UFS sites are dedicated to producing food that reflects the culture of its community partners and focuses on the need for representation from communities of color in the food itself. UFS actively recruits Black, Indigenous, and People of Color (BIPOC) organizations and volunteers to help maintain public food production spaces, grow food that is culturally reflective of their communities, and distribute those foods to their community members.
Mission and Values
Urban Food Systems is committed to Equity, Food Sovereignty, and Social Justice to provide equitable food access to Seattle community members. Guided by the policy and recommendations of several City of Seattle initiatives, UFS actively works to dismantle barriers to food access, ultimately fostering a more just and sustainable food system:
Equity and Environment Initiative (2015 - Present)
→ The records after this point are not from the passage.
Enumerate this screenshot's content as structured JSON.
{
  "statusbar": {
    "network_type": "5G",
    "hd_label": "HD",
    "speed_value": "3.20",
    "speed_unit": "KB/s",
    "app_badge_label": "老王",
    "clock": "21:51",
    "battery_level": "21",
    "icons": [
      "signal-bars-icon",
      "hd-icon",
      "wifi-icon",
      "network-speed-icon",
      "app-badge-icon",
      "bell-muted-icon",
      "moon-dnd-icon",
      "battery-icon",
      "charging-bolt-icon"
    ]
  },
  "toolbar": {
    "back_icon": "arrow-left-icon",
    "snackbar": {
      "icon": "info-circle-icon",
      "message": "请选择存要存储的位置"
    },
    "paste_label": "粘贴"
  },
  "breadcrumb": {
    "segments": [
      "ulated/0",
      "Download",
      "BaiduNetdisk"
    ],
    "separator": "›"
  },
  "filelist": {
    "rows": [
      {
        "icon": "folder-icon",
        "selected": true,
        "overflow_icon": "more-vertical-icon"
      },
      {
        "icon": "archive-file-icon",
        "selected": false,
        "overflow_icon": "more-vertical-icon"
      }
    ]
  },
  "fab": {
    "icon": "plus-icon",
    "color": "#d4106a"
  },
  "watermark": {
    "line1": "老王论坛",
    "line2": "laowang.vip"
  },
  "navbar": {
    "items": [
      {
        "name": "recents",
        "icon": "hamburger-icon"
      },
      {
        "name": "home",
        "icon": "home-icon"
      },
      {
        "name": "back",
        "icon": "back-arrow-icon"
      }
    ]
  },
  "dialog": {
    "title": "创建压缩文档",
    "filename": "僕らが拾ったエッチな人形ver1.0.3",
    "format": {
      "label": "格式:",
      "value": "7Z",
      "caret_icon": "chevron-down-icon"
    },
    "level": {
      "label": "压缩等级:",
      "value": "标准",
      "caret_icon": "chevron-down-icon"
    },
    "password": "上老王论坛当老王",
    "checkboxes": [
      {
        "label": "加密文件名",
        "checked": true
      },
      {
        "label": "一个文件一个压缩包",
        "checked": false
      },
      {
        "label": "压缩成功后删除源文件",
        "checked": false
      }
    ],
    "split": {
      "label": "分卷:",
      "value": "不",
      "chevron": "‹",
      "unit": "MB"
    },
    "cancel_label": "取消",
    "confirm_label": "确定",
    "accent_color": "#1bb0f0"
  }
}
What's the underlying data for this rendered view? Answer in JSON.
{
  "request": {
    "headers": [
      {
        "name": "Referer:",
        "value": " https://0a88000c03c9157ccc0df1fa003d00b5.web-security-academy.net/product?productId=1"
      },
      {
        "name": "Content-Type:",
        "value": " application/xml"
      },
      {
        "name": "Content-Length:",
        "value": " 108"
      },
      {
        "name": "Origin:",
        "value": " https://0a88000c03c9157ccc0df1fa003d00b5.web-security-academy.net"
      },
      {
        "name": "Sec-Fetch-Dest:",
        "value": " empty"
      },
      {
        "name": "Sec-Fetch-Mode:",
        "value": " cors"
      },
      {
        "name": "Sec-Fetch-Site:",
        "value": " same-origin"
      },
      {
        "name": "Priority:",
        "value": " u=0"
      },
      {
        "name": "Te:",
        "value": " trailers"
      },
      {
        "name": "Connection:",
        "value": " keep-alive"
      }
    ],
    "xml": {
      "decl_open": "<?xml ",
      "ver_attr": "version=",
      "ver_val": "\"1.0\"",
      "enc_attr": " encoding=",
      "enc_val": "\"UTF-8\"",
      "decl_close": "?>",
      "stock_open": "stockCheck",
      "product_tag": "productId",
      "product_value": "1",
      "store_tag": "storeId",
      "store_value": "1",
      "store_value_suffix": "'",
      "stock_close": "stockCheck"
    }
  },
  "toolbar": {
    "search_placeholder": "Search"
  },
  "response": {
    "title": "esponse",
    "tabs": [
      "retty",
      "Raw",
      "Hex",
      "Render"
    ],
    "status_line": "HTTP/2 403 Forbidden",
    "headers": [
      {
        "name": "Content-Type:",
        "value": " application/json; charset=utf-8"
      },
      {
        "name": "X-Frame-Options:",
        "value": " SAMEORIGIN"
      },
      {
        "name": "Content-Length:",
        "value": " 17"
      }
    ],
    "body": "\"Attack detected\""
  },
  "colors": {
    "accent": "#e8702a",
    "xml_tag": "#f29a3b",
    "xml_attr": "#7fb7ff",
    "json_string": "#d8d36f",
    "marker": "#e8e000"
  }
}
Launched in 2015, Seattle's Equity & Environment Initiative (EEI) is a partnership between the City of Seattle and the community to deepen Seattle's commitment to race and social justice in environmental work. While Seattle has long been recognized as an environmental leader, we face many challenges as the broader U.S. environmental movement: those who shape and benefit from environmental policies and outcomes are primarily white, upper-income communities. Those who do not benefit from progressive policies are overburdened with health, social, and economic impacts, and the EEI seeks to reverse those outcomes.
Food Action Plan (2024)
In 2024, the City of Seattle released the updated Food Action Plan as a roadmap for an equitable, sustainable, and resilient local food system supporting healthy, vibrant communities. The Plan outlines action the City of Seattle can take to support our local food system while addressing interrelated topics, including racial and social justice, food security and health, economic development, and environmental sustainability.
Participatory Budgeting (2024)
Mayor Bruce Harrell signed the City's 2025-2026 biennial budget to allocate funding for the Urban Farming & Food Equity project awarded through the Office of Civil Rights 2024 Participatory Budgeting process. The project includes activating publicly owned green spaces for new community-led urban agricultural sites, funding for physical site improvements, compensation for community-based organizations that maintain the sites, and training programs that build capacity for small-scale farmers & food producers.